The Olema Manipulation Scheme
Beyond insider trading, prosecutors allege the defendants engaged in an even more audacious scheme involving the manipulation of Olema, a publicly traded biopharmaceutical company developing breast cancer treatments. This aspect of the case demonstrates the sophistication and brazenness of the alleged fraud.
According to the indictment, Saad Shoukat and Arham Shoukat, along with unnamed co-conspirators, “actively manipulated the stock price of Olema, a publicly traded company focused on developing breast cancer treatment through a drug called OP-1250.”
The Justice Department’s statement reveals a calculated scheme that evolved from investment to manipulation: “From the spring of 2021, Saad Shoukat and Arham Shoukat began investing in Olema stock and encouraged others to invest in it. After purchasing substantial stock in Olema, Saad Shoukat, Arham Shoukat, and others accessed confidential information showing that OP-1250 was less effective than they had hoped.”

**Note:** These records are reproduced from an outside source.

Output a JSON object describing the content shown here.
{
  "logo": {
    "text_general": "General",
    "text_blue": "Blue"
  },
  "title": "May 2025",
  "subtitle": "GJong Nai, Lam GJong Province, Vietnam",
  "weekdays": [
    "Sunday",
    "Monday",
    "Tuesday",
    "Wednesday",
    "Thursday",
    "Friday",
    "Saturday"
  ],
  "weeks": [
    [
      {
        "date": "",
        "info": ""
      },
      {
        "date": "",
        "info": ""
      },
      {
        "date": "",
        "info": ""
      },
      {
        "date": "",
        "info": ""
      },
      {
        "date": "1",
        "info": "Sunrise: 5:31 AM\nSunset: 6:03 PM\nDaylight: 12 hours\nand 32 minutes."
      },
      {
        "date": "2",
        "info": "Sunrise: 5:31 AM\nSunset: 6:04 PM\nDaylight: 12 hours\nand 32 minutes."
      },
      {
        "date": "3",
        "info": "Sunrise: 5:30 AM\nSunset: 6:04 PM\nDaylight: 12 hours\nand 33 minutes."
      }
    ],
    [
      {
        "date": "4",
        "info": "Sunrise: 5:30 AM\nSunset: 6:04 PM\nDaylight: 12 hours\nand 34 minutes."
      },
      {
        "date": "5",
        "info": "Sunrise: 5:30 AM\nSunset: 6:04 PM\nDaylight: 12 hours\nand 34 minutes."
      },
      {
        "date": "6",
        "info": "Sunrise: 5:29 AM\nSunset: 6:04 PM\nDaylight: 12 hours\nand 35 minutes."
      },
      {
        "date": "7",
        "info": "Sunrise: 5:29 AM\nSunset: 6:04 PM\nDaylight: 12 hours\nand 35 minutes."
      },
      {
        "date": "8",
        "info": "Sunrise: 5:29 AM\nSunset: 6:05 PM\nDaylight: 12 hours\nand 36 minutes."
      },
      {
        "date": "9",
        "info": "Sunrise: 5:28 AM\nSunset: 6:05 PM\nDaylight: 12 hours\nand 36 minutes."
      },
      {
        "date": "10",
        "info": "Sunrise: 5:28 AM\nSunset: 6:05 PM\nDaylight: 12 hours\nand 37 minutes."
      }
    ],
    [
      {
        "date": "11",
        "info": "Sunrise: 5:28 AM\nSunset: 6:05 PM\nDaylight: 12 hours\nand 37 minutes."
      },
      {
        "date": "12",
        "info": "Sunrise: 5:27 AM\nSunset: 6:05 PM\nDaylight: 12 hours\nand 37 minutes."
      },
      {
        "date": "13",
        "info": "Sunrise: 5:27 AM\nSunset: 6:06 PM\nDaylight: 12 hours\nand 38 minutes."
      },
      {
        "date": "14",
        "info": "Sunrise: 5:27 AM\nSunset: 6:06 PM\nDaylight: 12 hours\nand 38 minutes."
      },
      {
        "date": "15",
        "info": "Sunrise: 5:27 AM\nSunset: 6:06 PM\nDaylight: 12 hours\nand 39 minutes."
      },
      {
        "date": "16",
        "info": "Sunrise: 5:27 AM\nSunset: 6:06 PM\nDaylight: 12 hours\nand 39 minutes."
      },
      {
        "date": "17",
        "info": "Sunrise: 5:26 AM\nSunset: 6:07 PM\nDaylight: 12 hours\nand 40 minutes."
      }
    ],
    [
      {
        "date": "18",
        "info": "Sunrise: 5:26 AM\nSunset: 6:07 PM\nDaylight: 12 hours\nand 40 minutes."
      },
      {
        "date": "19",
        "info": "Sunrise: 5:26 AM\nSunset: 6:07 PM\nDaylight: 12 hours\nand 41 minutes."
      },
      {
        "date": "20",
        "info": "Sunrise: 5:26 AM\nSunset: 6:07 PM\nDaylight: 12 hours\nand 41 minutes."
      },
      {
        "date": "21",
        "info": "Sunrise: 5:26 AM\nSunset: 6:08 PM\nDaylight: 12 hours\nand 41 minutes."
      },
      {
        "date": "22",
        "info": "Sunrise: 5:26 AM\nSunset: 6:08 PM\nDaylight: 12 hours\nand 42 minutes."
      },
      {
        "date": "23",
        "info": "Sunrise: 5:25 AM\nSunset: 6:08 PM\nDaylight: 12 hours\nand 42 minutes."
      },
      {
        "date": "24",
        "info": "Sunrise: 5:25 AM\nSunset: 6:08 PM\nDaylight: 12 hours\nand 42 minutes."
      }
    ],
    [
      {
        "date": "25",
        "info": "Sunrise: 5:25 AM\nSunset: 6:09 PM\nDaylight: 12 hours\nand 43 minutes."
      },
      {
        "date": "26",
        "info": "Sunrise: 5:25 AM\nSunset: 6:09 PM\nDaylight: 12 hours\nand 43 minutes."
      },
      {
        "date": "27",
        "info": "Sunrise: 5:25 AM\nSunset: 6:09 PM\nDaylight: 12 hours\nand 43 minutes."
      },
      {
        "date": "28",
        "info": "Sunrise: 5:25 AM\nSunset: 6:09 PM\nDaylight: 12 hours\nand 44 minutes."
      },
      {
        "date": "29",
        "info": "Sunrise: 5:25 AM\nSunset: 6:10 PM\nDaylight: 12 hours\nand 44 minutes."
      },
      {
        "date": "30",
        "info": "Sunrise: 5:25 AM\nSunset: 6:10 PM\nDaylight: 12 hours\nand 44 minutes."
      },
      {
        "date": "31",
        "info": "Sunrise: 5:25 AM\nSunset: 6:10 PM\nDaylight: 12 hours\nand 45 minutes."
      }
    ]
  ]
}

What allegedly happened next represents a serious escalation in the criminal conduct. Prosecutors claim the conspirators fabricated clinical trial data to artificially inflate the stock price: “They then falsified the OP-1250 data that the co-conspirators had illegally accessed and publicly disseminated it in a manner that made it appear authentic and as though it originated from Olema. The release of the false data—which inflated the drug’s perceived efficacy—temporarily caused Olema’s stock price to rise, during which Saad Shoukat, Arham Shoukat, and others profited and avoided losses by selling large volumes of Olema shares.”
The defendants are also accused of similar manipulation involving Opiant, another publicly traded company developing opioid overdose treatments.
Potential Consequences
The charges against the six defendants are severe, encompassing stock manipulation, conspiracy to commit securities fraud, insider trading, and related offenses. If convicted on all counts, each defendant faces maximum prison sentences ranging from 20 to 25 years per count, underscoring the gravity with which federal authorities view these alleged crimes.

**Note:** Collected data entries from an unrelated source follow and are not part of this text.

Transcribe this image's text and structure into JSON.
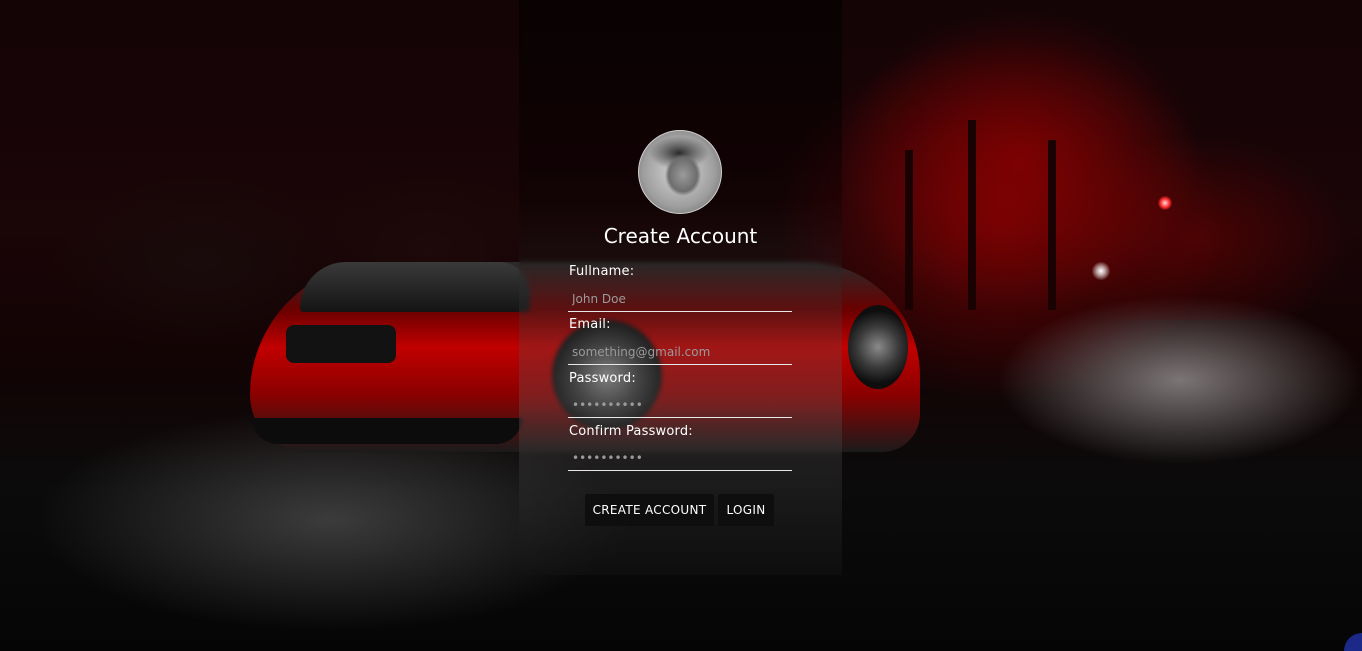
{
  "form": {
    "title": "Create Account",
    "fullname": {
      "label": "Fullname:",
      "placeholder": "John Doe",
      "value": ""
    },
    "email": {
      "label": "Email:",
      "placeholder": "something@gmail.com",
      "value": ""
    },
    "password": {
      "label": "Password:",
      "placeholder": "••••••••••",
      "value": ""
    },
    "confirm_password": {
      "label": "Confirm Password:",
      "placeholder": "••••••••••",
      "value": ""
    },
    "create_button_label": "CREATE ACCOUNT",
    "login_button_label": "LOGIN"
  },
  "avatar": {
    "icon": "user-avatar-photo"
  },
  "background": {
    "scene": "red-sports-car-night-street",
    "accent_color": "#c10000"
  }
}
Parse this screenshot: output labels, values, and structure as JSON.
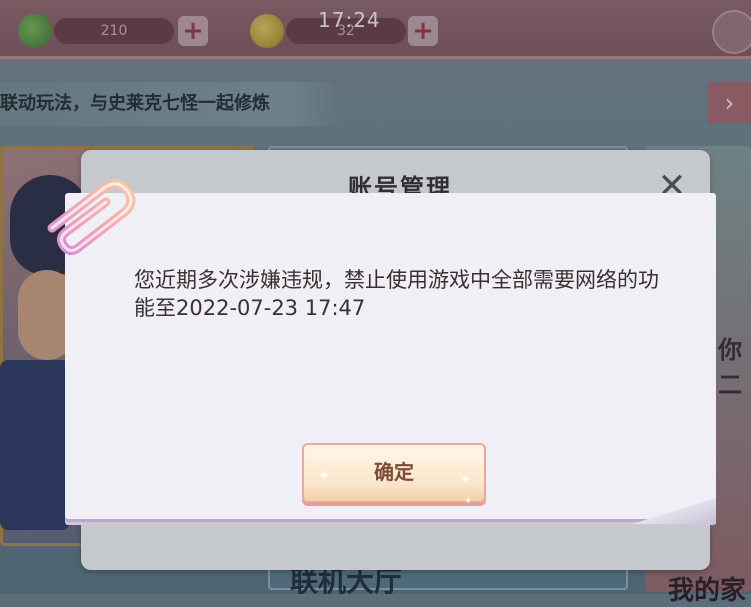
{
  "status": {
    "time": "17:24"
  },
  "resources": [
    {
      "name": "green-gem",
      "value": "210",
      "color": "#4f8f3a"
    },
    {
      "name": "gold-coin",
      "value": "32",
      "color": "#c9a030"
    }
  ],
  "ticker": {
    "text": "联动玩法，与史莱克七怪一起修炼"
  },
  "background": {
    "lobby_label": "联机大厅",
    "mine_label": "我的家",
    "side_label": "你二"
  },
  "dialog": {
    "title": "账号管理",
    "message": "您近期多次涉嫌违规，禁止使用游戏中全部需要网络的功能至2022-07-23 17:47",
    "ok_label": "确定"
  },
  "colors": {
    "accent": "#e99b96",
    "dialog_paper": "#efeff5",
    "topbar": "#8a5a62"
  }
}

A Pattern of Nigerian Involvement
The Justice Department statement notes that Okonkwo’s case is not an isolated incident. Nigerian nationals have been involved in various fraud cases prosecuted in the United States in recent months. Just weeks before this indictment, on December 4, federal authorities ordered the deportation of another Nigerian, Oluwaseun Adekoya, following completion of a 20-year prison sentence for his role in a $2 million fraud scheme.
Adekoya was convicted of conspiracy to commit bank fraud, conspiracy to commit money laundering, and nine counts of aggravated identity theft after a three-week trial, demonstrating the sustained attention US authorities pay to international financial crimes.
Implications for Market Integrity
This case highlights the ongoing challenges facing securities regulators and law enforcement in protecting market integrity in an increasingly interconnected global financial system. The alleged scheme’s sophistication—involving insider information from investment banks, falsified clinical trial data, and coordination across multiple countries—demonstrates the evolving nature of securities fraud in the digital age.
As the case proceeds through the federal court system, it will likely serve as a reminder of the serious consequences facing those who attempt to manipulate financial markets, regardless of their nationality or location.